京都は日本で最も自転車環境が整備された街だと思う。早くから自転車専用路が作られ、レンタルサイクルも充実、主要駅前、観光地周辺には多くの駐輪場が存在する。今回は都内でも多く見られるようになった「シェアサイクル」を利用しての京都de麺旅だ。

 

緊急事態宣言下で、JAL(往復11,000円)、宿泊代も超格安なので2泊3日で出かけた京都だったが、まさに梅雨の季節。天気予報は3日間とも雨100%(笑)。初日はかなりの雨で自重した。2日目は雨ガッパを着て巡る覚悟だったが、奇跡的に朝から晴れ模様。宿泊先の「ザ ロイヤルパークホテル 京都三条」を後にして徒歩で3分、シェアサイクル「P!PPA」のポートがある京阪「三条駅」に向かう。

「P!PPA」は京都市内に100ポートあり「24時間365日」「どこでも借りて、どこでも返せる」のが特徴。プランは基本料金100円/30分。アプリでチャージ(300円から可能)して、解錠、返却を全て行うことができる。

三条大橋の交差点付近のポートを発見。日頃使っているアプリ「自転車NAVITIME」と「P!PPA」は連携しているのでとても便利だ。

 

 

 

【三条から祇園へ】

鴨川沿いを爽快に走り祇園へ向かう。サイズは20インチほどの小型自転車で3段変速付き。電動自転車に乗りなれているので、ギアは重く感じ、なかなか進まない。ならし運転はわずか1.5キロ。10分ほど八坂神社横の祇園ポートで返却。100円分使用。徒歩1分ほどの、お店に向かう。

 

 

■「Gion Duck Noodles」@祇園

鴨つけ麺

 

祇園の路地裏にある「Gion Duck Noodles」は、2019年の飛行機に乗って麺の旅でも紹介している鴨ラーメン専門店。京都では必ず訪れる。

「鴨つけ麺 M ベリーソース」(1100円)を注文。鴨チャーシューを追加することもできるが、今回は「鴨ご飯S+卵」(560円)をプラス。

 

 

麺が盛られた皿にはベリーソースが添えられ、小麦粉に石臼挽きのドイツ産ライ麦をまぜて打たれた平打ち太麺は、香り豊かでモチモチでコシがある。生クリームがまわされ洋食のスープのようなつけ汁は、鶏白湯に国内産の紀州鴨からとった出汁を合わせて濃厚でクリーミー。つけ汁と絡めると、口の中でコクのある鴨の旨味がはじける。鴨もも肉のレアチャーシューが素晴らしい。鴨の臭みなど一切なく、濃厚なコクと脂よく弾力がありジューシー。

 

 

「鴨ご飯」のロース肉は柔らかく噛むと口の中でとろけるよう。黄身を肉に絡めて鴨出汁で炊いたご飯を頬張ると、官能的な旨さだ。

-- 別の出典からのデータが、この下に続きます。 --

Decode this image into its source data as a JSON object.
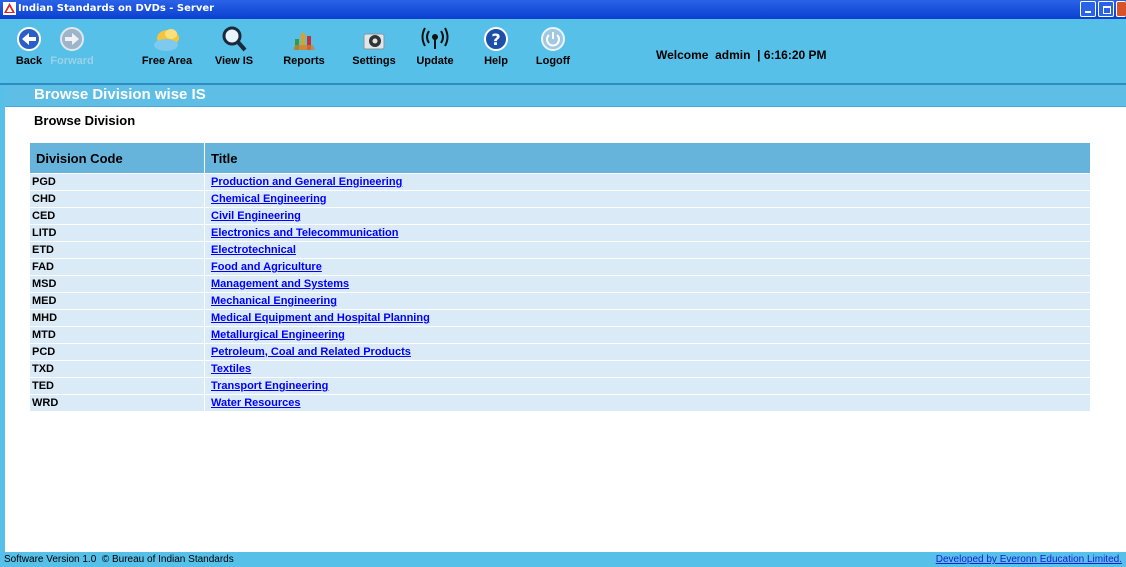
{
  "window": {
    "title": "Indian Standards on DVDs - Server"
  },
  "toolbar": {
    "buttons": [
      {
        "label": "Back",
        "icon": "back-arrow-icon"
      },
      {
        "label": "Forward",
        "icon": "forward-arrow-icon",
        "disabled": true
      },
      {
        "label": "Free Area",
        "icon": "free-area-icon"
      },
      {
        "label": "View IS",
        "icon": "magnifier-icon"
      },
      {
        "label": "Reports",
        "icon": "reports-chart-icon"
      },
      {
        "label": "Settings",
        "icon": "settings-gear-icon"
      },
      {
        "label": "Update",
        "icon": "update-signal-icon"
      },
      {
        "label": "Help",
        "icon": "help-icon"
      },
      {
        "label": "Logoff",
        "icon": "power-icon"
      }
    ],
    "welcome": "Welcome  admin  | 6:16:20 PM"
  },
  "page": {
    "title": "Browse Division wise IS",
    "subheading": "Browse Division"
  },
  "table": {
    "headers": [
      "Division Code",
      "Title"
    ],
    "rows": [
      {
        "code": "PGD",
        "title": "Production and General Engineering"
      },
      {
        "code": "CHD",
        "title": "Chemical Engineering"
      },
      {
        "code": "CED",
        "title": "Civil Engineering"
      },
      {
        "code": "LITD",
        "title": "Electronics and Telecommunication"
      },
      {
        "code": "ETD",
        "title": "Electrotechnical"
      },
      {
        "code": "FAD",
        "title": "Food and Agriculture"
      },
      {
        "code": "MSD",
        "title": "Management and Systems"
      },
      {
        "code": "MED",
        "title": "Mechanical Engineering"
      },
      {
        "code": "MHD",
        "title": "Medical Equipment and Hospital Planning"
      },
      {
        "code": "MTD",
        "title": "Metallurgical Engineering"
      },
      {
        "code": "PCD",
        "title": "Petroleum, Coal and Related Products"
      },
      {
        "code": "TXD",
        "title": "Textiles"
      },
      {
        "code": "TED",
        "title": "Transport Engineering"
      },
      {
        "code": "WRD",
        "title": "Water Resources"
      }
    ]
  },
  "status": {
    "version": "Software Version 1.0  © Bureau of Indian Standards",
    "developer": "Developed by Everonn Education Limited."
  },
  "colors": {
    "toolbar": "#56c0e8",
    "header_row": "#66b4dc",
    "row": "#dbeaf7",
    "link": "#0000ff"
  }
}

カウンター上のコーヒーサイフォンできれいな鰹出汁が焚かれている。スープ割りのスープとして鉄器に注がれて提供される。スープ割が締めにふさわしい絶妙な味わい。
 

 

2019年最も驚き、感嘆した一杯は、2021年も変わらぬ旨さ。

おいしかったです。ごちそうさま。